Portraits charges (Diaghilev, Stravinsky, Prokofiev, Gontcharova).
Dessin de Michel Larionov
Les « Saisons russes » furent une révolution, mais bien grâce à vingt ans d'un travail minutieux de la part des plus grands, chacun dans son domaine, et non par chance. Henri Matisse écrivit à leur propos : « Personne ne baye aux corneilles, c'est une organisation où tout le monde ne pense qu'à son travail et à rien d'autre. » Diaghilev incarnait cette philosophie : il s'occupait lui-même de l'organisation des mises en scène, cherchait de nouveaux artistes, se plongeait dans le livret et la musique, prenait en charge le quotidien de la troupe. Et cependant il conservait sa légèreté, restait capable de s'amuser, de surprendre et de s'étonner.
Parade,
Pablo Picasso, 1917
Diaghilev a inscrit les « Ballets russes » au sein de la culture internationale : les « Saisons » étaient en avance sur leur temps, et les grands modernistes européens voulaient y contribuer. Erik Satie, Pablo Picasso ou encore Jean Cocteau ont travaillé sur le fameux ballet « Parade » de 1917 (à l'époque, Picasso était designer !).
A la suite de la première de « Parade », Ilya Ehrenbourg écrivit : « Je n'ai jamais rien vu de tel que ce qui s'est passé lors de la « Parade ». Les gens se jetaient en avant vers la scène, criant furieusement : « Rideau ! ».
C'est à ce moment qu'un cheval avec un museau cubiste entra en scène et commença à effectuer des numéros de cirque, s'agenouillant, dansant, s'inclinant. Le public décida que les acteurs se moquaient de leurs protestations et perdirent complètement la tête. »
Le ballet classique.
Affiche de Valentin Serov, 1909 .
Diaghilev a changé le regard porté sur l'art du ballet, lui incorporant passion, sang et sueur.

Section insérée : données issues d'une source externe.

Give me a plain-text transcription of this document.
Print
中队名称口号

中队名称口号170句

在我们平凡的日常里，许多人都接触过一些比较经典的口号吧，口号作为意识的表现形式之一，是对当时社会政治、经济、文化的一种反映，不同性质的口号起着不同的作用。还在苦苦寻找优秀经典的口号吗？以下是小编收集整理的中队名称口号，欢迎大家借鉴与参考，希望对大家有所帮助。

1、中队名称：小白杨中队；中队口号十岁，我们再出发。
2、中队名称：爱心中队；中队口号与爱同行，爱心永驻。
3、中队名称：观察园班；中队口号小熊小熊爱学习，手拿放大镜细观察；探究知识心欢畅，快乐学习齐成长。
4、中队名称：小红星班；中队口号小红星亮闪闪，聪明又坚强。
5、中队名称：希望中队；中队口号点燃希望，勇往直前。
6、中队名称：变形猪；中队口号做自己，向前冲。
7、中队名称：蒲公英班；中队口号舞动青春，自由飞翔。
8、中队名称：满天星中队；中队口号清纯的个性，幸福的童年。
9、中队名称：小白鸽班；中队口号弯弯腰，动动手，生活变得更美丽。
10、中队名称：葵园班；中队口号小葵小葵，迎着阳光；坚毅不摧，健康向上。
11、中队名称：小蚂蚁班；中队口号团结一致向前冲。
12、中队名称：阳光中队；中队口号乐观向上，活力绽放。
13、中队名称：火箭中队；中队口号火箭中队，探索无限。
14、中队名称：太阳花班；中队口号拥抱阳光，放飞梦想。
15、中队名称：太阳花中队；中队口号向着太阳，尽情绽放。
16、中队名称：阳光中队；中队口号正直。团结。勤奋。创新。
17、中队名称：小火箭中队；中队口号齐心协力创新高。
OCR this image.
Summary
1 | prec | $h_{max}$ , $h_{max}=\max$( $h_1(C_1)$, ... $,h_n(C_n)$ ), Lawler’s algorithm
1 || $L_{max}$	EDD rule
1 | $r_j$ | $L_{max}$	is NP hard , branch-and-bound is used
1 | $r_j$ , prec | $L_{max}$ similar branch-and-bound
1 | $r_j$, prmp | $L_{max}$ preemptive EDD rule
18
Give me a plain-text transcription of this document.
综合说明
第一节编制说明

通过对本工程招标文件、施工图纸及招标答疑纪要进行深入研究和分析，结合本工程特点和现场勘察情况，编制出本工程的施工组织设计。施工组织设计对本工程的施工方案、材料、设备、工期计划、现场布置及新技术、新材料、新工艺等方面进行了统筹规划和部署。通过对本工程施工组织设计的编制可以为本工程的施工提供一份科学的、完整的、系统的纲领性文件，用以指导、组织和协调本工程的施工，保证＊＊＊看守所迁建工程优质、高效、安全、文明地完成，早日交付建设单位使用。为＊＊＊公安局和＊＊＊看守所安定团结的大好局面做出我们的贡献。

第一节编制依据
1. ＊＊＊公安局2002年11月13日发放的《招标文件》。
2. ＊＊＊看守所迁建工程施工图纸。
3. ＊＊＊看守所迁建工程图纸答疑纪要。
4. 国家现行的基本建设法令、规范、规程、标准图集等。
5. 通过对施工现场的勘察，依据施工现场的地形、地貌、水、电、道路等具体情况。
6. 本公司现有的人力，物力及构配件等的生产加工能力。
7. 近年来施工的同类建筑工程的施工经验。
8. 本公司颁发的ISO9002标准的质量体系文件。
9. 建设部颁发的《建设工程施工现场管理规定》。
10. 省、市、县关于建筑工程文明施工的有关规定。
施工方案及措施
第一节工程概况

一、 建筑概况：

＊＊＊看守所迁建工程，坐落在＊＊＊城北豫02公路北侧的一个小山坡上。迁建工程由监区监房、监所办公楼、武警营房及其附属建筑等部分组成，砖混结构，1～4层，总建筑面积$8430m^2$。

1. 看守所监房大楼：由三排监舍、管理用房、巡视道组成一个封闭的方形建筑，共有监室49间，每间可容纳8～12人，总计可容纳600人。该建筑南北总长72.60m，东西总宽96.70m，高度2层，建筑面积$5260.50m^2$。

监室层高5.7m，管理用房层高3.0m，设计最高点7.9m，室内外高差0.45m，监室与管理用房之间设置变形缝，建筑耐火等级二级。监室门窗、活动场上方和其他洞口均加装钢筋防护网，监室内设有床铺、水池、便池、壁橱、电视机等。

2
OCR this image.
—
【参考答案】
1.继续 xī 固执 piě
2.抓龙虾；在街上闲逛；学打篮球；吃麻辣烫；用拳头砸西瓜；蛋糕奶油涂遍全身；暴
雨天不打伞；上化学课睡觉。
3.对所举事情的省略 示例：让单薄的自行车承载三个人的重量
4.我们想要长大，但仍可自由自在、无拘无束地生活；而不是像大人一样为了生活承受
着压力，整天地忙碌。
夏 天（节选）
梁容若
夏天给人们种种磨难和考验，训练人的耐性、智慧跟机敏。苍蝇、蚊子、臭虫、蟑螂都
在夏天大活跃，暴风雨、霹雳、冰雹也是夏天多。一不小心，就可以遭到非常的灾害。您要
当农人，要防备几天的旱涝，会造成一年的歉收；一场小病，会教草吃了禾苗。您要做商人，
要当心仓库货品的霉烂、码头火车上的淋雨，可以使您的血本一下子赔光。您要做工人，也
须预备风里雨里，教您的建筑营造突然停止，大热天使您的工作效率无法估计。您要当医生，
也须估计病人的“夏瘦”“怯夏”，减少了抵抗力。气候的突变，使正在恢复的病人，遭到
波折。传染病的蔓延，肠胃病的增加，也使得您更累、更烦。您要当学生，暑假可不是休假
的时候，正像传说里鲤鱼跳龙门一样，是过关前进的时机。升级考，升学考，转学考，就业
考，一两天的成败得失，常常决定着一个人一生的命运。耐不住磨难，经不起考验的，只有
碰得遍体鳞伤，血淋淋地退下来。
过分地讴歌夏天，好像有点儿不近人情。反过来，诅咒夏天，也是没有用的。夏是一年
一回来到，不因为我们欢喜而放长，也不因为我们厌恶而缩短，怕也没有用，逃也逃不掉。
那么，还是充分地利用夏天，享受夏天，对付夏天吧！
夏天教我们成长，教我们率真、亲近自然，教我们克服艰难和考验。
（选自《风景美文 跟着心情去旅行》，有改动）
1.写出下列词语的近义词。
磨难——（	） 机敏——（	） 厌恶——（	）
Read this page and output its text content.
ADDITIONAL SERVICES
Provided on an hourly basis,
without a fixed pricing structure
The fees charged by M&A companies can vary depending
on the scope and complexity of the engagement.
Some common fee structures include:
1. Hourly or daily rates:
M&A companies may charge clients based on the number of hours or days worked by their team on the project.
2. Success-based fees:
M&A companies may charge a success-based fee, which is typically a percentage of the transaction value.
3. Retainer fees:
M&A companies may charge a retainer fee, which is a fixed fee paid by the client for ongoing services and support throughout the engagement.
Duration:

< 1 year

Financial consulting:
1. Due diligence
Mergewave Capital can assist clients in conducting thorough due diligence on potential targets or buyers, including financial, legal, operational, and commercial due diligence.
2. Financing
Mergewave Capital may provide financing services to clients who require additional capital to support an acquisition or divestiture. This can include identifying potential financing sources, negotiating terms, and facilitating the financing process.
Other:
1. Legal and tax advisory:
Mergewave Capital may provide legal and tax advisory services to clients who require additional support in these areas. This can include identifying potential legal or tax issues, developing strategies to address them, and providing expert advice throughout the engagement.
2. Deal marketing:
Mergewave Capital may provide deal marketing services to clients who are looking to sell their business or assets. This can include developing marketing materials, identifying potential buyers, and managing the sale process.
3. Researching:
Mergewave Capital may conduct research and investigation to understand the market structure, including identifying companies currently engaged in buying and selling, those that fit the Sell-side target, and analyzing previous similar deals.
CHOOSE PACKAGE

Toutefois, les « Saisons Russes » commencèrent par de la danse classique avec la tournée de la gracieuse Anna Pavlova accompagnée par Tchaïkovski, Borodine et Rimski-Korsakov. C'était là la réalité du théâtre russe de l'époque de Diaghilev. Mais aux yeux de l'Europe, la Russie était un Sphinx mystérieux, qui n'avait rien à voir avec la réalité usuelle. Diaghilev, qui rêvait de faire découvrir la Russie au monde, devait inventer un mythe sur son pays et réinventer sa culture.